Uno Studio pubblicato nel 2015 sul Journal of Pest Science condotto da entomologi dell’Università del Maryland (USA), mostra che questi parassiti hanno una forte preferenza per i frutti maturi e sono in grado di tracciare durante la stagione di crescita quelli preferiti, nel tentativo di massimizzare il loro accesso al cibo.

Differentemente dalla cimice verde (Nezara viridula) tipica delle nostre zone, la cimice asiatica ha un colore più scuro e maculato (da cui anche denominata cimice marmorata), con zampe e antenne più lunghe, e se schiacciata emette un odore più forte e sgradevole rispetto alla “puzzola” verde, per effetto delle ghiandole odorifere poste sul lato inferiore del torace, con cui tiene lontani eventuali predatori.

Introdotta accidentalmente negli Stati Uniti con i primi esemplari esaminati nel 1998, è stata individuata in Europa, presso Zurigo nel 2007, e in Italia nel 2012 nel modenese.

Ricercatori dell’Università di Modena e Reggio Emilia (Unimore) in uno Studio  pubblicato nel 2016 su Biological Invasions, hanno dimostrato che le temperature in aumento in Italia avrebbero favorito l’acclimatazione degli esemplari di Halyomorpha halys e la loro sopravvivenza e che, al contrario di quanto avviene negli altri Paesi europei, è “bivoltina” ovvero è presente con 2 generazioni all’anno.

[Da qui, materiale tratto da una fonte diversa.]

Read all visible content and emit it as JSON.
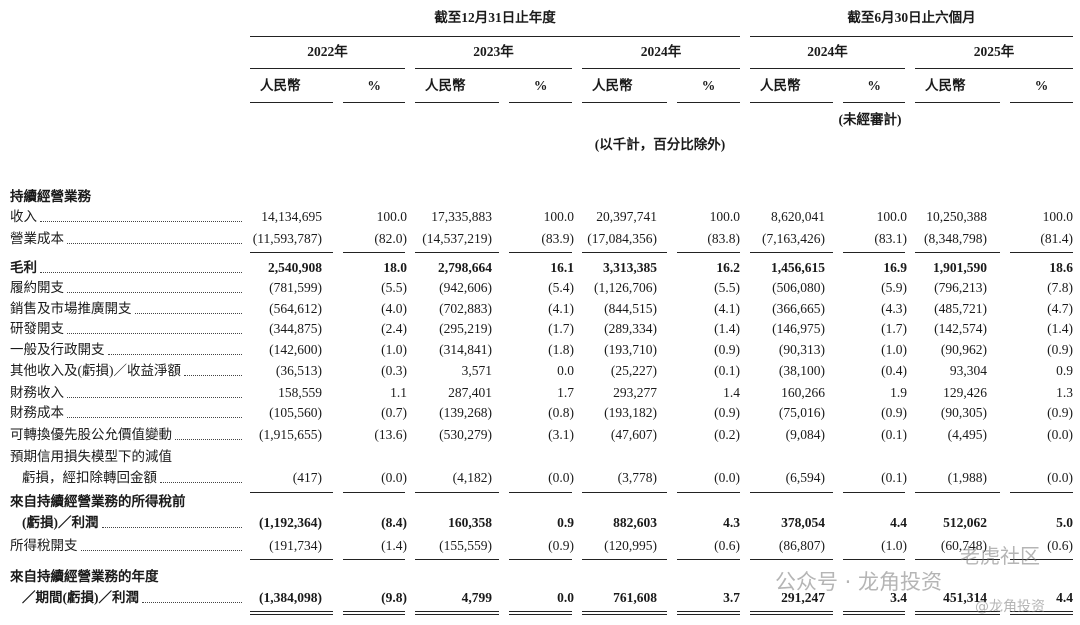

Come per altri “effetti indesiderati” della globlizzazione dei commerci e dei cambiamenti climatici, quali il cinipide del castagno (Dryocosmus kuriphilus), il punteruolo rosso delle palme (Rhynchophorus ferrugineus), il moscerino dei piccoli frutti (Drosophila suzukii), il coleottero degli alveari (Aethina tumida) o il ben più tristemente famoso batterio (Xylella fastidiosa) che provoca il disseccamento dell’ulivo, attualmente mancano efficaci strumenti di contenimento della cimice asiatica, in quanto non ci sono insetticidi registrati per questo impiego, e oltretutto l’insetto rimane presente sulla coltura per un periodo molto lungo dell’anno, ed è capace di sopportare temperature ben al di sotto di 0 °C.

Per questo le Regioni chiedono un intervento a livello nazionale con l’istituzione di un fondo mutualistico o di un aiuto di stato per assistere le imprese agricole in questo momento di difficoltà, come per gli olivicoltori colpiti dalla Xylella, e di istituire un tavolo nazionale per fare il punto della situazione sulla sperimentazione dell’insetto antagonista, la cosiddetta vespa samurai (Trissolcus japonicus), finora impiegata solo in prove in laboratorio.